Compute the electric field in air midway bewteen two point charges of 20*10^-8C and -5*10^-8C seperated by a distance of 10cm

i was thinking of finding V of both the charges and finding the difference between them

so V1 = k(20*10^-8C)/(.1m) - k(-5*-10^-8C)/(.1m)

where k = 9.0*10^9 N*m^2/C^2

then you know V then you can do V/r = E

am i even close???

thanks :)

2. Jul 29, 2005

### LeonhardEuler

The $\vec{E}$ field at a point due to multiple charges is the sum of the $\vec{E}$ fields from each charge. You do not have to worry about the voltage.

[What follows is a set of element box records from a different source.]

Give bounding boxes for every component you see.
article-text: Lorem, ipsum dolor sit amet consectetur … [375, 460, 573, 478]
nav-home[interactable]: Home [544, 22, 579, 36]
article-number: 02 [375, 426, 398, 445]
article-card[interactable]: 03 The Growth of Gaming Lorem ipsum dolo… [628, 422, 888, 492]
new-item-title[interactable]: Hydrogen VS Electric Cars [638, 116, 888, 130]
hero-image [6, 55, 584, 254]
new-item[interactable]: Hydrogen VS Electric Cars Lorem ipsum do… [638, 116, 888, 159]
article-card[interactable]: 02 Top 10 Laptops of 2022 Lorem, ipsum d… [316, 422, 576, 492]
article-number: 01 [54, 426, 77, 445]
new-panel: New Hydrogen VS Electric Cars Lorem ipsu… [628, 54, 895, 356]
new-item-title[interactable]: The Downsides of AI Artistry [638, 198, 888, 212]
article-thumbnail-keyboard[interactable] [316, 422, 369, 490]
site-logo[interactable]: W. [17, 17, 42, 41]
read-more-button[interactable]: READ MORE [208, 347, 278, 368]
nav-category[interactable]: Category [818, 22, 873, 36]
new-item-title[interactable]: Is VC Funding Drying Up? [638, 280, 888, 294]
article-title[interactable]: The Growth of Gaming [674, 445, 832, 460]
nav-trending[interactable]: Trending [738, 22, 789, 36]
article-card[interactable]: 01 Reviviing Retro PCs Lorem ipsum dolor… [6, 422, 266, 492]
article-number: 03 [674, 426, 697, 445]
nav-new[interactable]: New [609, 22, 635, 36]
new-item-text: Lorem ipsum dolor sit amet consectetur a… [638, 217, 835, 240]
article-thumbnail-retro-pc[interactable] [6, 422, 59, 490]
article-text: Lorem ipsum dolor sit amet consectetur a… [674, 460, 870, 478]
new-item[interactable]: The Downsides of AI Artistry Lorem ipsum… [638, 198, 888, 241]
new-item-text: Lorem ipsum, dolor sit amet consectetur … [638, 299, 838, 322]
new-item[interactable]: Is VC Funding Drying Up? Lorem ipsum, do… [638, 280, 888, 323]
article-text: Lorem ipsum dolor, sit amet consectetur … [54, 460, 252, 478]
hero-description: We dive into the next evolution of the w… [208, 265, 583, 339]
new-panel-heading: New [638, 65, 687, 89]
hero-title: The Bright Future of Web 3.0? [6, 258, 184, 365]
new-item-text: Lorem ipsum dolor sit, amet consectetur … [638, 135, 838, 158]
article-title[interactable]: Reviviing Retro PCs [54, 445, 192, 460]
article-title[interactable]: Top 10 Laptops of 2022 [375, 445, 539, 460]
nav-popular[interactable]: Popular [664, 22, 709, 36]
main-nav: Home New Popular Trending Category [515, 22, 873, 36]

As far as the equation V/r=E, I have never heard of it and I am pretty sure that it can only be valid for point charges or spheres, because otherwise I don't even know what "r" refers to.

Last edited: Jul 29, 2005
3. Jul 29, 2005

### in10sivkid

ok then...what formula do i use to calculate E fields given this information...thats how i was thinking to get to E using that equation

electric field = voltage/radius = E = V/r by the way
i got it from my professor in lecture

4. Jul 29, 2005

### OlderDan

In general the relationship between electric potential and electric field is that the change in potential is the work per unit charge to move a charge through an electric field. The customary choice for potential of a point charge is to say the potential is zero infinitely far from the charge. When that choice is made, your equation E = V/r is valid for a single point charge. In your problem, the potential at a point would be the sum of the two potentials from the two charges. If those charges were equal and opposite (they are not in your problem) the potential would be zero midway between them, but the electric field would not be zero. You cannot use E = V/r except for one point charge or a spherically symmetric charge distribution.

What you want to do in your problem is work directly with the electric fields. The electric field from a point charge is the force per unit charge on a test charge used to sample the field. From Coulomb's law this is a vector equal to the Coulomb force on the test charge divided by the test charge. The magnitude is kQ/(r^2) and points toward the charge for negative charges and away from the charge for positive charges. You must add the two vector fields to find the toal field created by the two charges. This is not difficult at the point midway between the two because the field directions are parallel.

5. Jul 29, 2005

### in10sivkid

ok so would this be good then

i did

(9*10^9 N*M2/C2)(20*10-8 C)/(.05)^2 - (9.0*10^9 N*M2/C2)(-5*10^-8 C)/(.05)^2???